天に手を、古に舞う

何度目かの清兵衛ブログ

隙間の童子

以下、奥羽風土の民俗学(著 廣高 兒升)から引用

ひとえに座敷わらしと言っても、各地の伝承の内容は異なる。 近年では、比較的友好的な妖怪、家屋内に存在するだけで、富を得られるような共通の認識であるが、その原点は、江戸後期に出版された「妖怪見聞録」著 前崎佐衛門 による影響が大きい。 例えば、奥羽の一部では以下のような伝わりかたをしている。 ここでは、「隙間の童子」として分けて語ろう。

隙間の童子は、赤子を神隠しに会わせる妖怪とされる。 家屋の障子や襖を閉め忘れた隙間にしか存在できない。 隙間の近くに赤子がいると、連れ去ってしまう。 しかし、隙間にしか存在出来ぬゆえに、童子が隙間から出るとたちまち存在が消えて死んでしまう。

このような存在を模してこんなわらべうたが残されている。

てんてんてんとて 歌う童は 障子の影しか 生きられぬ りゃんりゃんりゃんとて 笑う童は 隙間の世界に いざのうて 儚き命を 悟りして どちらを摘むも お前次第

赤子が興味を持って手を出せば、隙間の世界に連れていかれることがあり、 赤子が手を出さなければ、連れていこうと隙間から出てきた隙間の童子は死んでしまう。 そんな皮肉を込めた歌なのだろうか。

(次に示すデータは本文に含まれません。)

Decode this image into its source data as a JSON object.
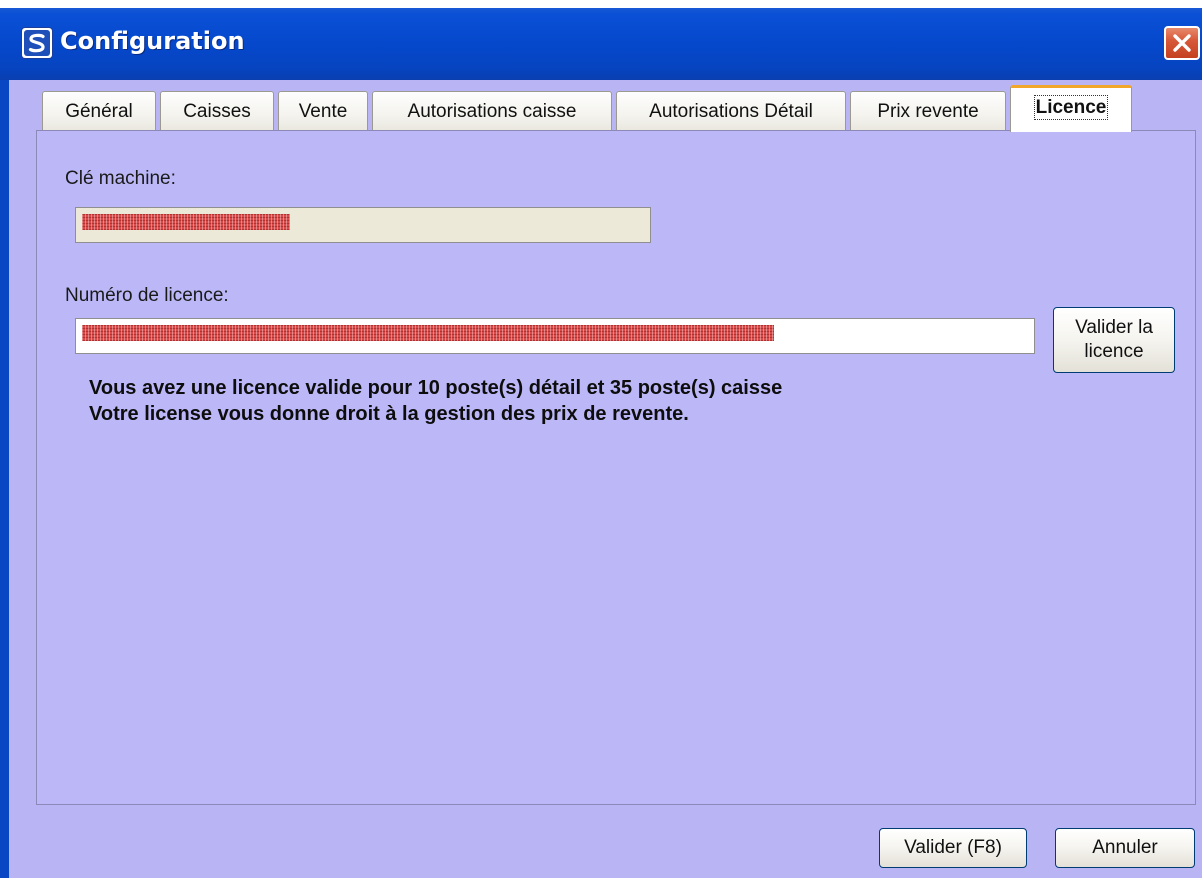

さて、ここまで話を進めればわかることだが、奥羽のような北国ならではの妖怪伝聞と呼べるのではないか。 例えば暖など火を起こすしかなかった時代、真冬に赤子を隙間の空いた場所に放置してしまえば、流れ込む冷気でたちまち赤子は凍え死んでしまう。 自分の過失で子を亡くした親には、神隠しにあったと嘘で、遺体を隠して逃げる例もあったかもしれない。 何にせよ、戸締まりはしっかりとせねばならぬという教訓が含まれた話ではなかろうか。

。。。ところで。 もし、このような座敷童子が本当に存在していたとして、なぜ死んでしまうのに、わざわざ隙間から出てくるのだろうか。

人の理を超えた存在に、理屈を説くのは粋ではないため、これ以上は語らない。